Two-Mode Floquet Fewest Switches Surface Hopping for Nonadiabatic Dynamics Driven by Two-Frequency Laser Fields

TL;DR

This paper introduces a new two-mode Floquet surface hopping method for simulating nonadiabatic molecular dynamics driven by two-frequency laser fields, validated against exact calculations and suitable for designing control protocols.

Contribution

The paper develops and validates a novel two-mode Floquet F-FSSH approach for two-frequency laser-driven nonadiabatic dynamics within a mixed quantum-classical framework.

Findings

Good agreement with exact results across various models.

Effective for simulating two-frequency laser control protocols.

Establishes a practical framework for future experimental applications.

Abstract

Two-frequency (two-color) laser fields provide a powerful and flexible means for steering molecular dynamics.
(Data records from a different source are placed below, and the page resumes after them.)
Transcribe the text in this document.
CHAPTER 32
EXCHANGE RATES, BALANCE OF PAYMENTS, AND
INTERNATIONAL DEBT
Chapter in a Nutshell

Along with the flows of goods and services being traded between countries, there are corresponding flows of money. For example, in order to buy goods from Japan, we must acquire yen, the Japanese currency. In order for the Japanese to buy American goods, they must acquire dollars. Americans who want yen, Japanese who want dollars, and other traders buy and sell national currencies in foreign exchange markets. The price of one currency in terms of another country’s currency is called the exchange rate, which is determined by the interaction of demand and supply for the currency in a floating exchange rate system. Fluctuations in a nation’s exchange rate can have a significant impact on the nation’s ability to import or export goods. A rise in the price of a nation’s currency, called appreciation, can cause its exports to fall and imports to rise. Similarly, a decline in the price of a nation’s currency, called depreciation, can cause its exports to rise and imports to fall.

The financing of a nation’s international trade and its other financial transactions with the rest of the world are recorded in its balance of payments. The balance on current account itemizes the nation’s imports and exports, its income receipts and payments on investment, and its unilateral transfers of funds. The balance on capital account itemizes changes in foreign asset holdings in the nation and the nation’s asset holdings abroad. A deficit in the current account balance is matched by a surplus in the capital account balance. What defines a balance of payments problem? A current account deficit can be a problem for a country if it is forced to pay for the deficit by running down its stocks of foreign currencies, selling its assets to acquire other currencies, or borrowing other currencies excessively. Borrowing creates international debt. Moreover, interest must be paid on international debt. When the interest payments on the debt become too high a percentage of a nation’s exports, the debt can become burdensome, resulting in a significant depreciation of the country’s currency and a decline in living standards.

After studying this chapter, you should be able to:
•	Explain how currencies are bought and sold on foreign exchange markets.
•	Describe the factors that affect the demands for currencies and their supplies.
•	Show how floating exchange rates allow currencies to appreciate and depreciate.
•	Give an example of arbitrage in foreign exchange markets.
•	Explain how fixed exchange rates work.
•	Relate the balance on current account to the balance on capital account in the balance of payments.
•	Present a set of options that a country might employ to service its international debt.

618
However, quantitatively reliable and scalable theoretical tools for simulating laser-driven nonadiabatic processes under such fields remain limited. Here, we develop a two-mode Floquet fewest switches surface hopping (two-mode F-FSSH) approach for two-frequency driving within a mixed quantum-classical framework. We validate the algorithm on three driven one-dimensional two-state models: a Rabi model and two avoided-crossing scattering models. The electronic and nuclear dynamics are benchmarked against numerically exact results from split-operator calculations, showing good agreement across a broad range of field parameters and initial conditions. These results establish two-mode F-FSSH as a practical framework for simulating and designing two-frequency control protocols and motivate extensions to more realistic experimental settings.